Fresco G F, DiGiorgio F, Curti G L
Department of Internal Medicine, University of Genoa Medical School, Italy.
J Nucl Med. 1995 Sep;36(9):1701-6.
Comparing the measurements of both glomerular filtration (GFR) and tubular excretion rates [TER(MAG3)] by multi-sample and single-sample methods has been performed after a single bolus injection of 3.7 MBq 51Cr-EDTA plus 37 MBq 99mTc-MAG3.
We studied 17 healthy volunteers and 28 patients with a wide range of renal function. For each plasma clearence curve, nine plasma samples were drawn at intervals from 10 to 240 min after injection of tracers. When comparing individual values for GFR and TER (MAG3) from the tracer dilution spaces (VD) with those derived from the analysis of the entire plasma disappearance curves of two radiopharmaceuticals, a good linear correlation appears (r = 0.96).

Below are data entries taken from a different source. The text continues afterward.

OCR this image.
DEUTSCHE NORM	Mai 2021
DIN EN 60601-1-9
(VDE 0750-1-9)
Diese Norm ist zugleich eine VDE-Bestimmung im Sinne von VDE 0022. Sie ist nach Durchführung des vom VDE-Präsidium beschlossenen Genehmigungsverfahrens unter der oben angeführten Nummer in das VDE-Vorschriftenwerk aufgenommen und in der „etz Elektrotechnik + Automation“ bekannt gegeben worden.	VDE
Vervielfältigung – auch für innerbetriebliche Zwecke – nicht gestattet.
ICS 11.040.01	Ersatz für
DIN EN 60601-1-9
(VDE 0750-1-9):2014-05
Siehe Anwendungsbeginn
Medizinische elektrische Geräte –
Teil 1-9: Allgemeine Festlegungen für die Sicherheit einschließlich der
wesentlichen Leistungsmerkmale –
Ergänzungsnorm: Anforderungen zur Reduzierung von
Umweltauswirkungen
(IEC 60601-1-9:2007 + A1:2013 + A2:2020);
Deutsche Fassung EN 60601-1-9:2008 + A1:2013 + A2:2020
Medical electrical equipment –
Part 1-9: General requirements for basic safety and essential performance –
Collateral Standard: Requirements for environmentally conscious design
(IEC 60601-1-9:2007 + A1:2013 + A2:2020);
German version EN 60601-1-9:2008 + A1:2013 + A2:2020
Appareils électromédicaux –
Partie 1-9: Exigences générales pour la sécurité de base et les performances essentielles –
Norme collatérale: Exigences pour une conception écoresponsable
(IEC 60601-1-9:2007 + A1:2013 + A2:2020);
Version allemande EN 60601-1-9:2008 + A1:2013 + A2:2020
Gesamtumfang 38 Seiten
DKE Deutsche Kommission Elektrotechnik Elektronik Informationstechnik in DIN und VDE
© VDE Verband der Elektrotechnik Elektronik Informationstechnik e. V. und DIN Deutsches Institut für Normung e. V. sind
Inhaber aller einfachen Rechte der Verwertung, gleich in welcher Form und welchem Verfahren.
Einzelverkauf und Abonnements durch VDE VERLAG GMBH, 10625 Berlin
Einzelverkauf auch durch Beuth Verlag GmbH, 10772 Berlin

We found that the nadir-error (Sy,x) for predicted GFR occurs at 180 min (11.0 ml/min/1.73 m2), while the nadir-error for predicted TER (MAG3) is reached at 90 min (26.4 ml/min/1.73 m2).
In the computation of GFR and TER (MAG3) with a single-sample method, it appears that the mean residence time (t) for each tracer represents the optimum plasma sampling time. Our results suggest that the single injection of 51Cr-EDTA and 99mTc-MAG3 followed by blood sampling twice permits accurate simultaneous estimation of GFR and TER (MAG3) and, after correction of the latter kinetic parameter, effective renal plasma flow.
在单次静脉注射3.7 MBq 51Cr - 乙二胺四乙酸(EDTA)加37 MBq 99mTc - 巯基乙酰三甘氨酸(MAG3)后,已采用多样本和单样本方法比较肾小球滤过率(GFR)和肾小管排泄率[TER(MAG3)]的测量值。
我们研究了17名健康志愿者和28名肾功能范围广泛的患者。对于每条血浆清除曲线,在注射示踪剂后10至240分钟间隔抽取9份血浆样本。当比较来自示踪剂稀释空间(VD)的GFR和TER(MAG3)的个体值与通过分析两种放射性药物的整个血浆消失曲线得出的值时,出现良好的线性相关性(r = 0.96)。
我们发现预测GFR的最低点误差(Sy,x)出现在180分钟(11.0毫升/分钟/1.73平方米),而预测TER(MAG3)的最低点误差在90分钟时达到(26.4毫升/分钟/1.73平方米)。
在采用单样本方法计算GFR和TER(MAG3)时,似乎每种示踪剂的平均停留时间(t)代表最佳血浆采样时间。我们的结果表明,单次注射51Cr - EDTA和99mTc - MAG3后进行两次血液采样可准确同时估算GFR和TER(MAG3),并且在对后一动力学参数进行校正后可估算有效肾血浆流量。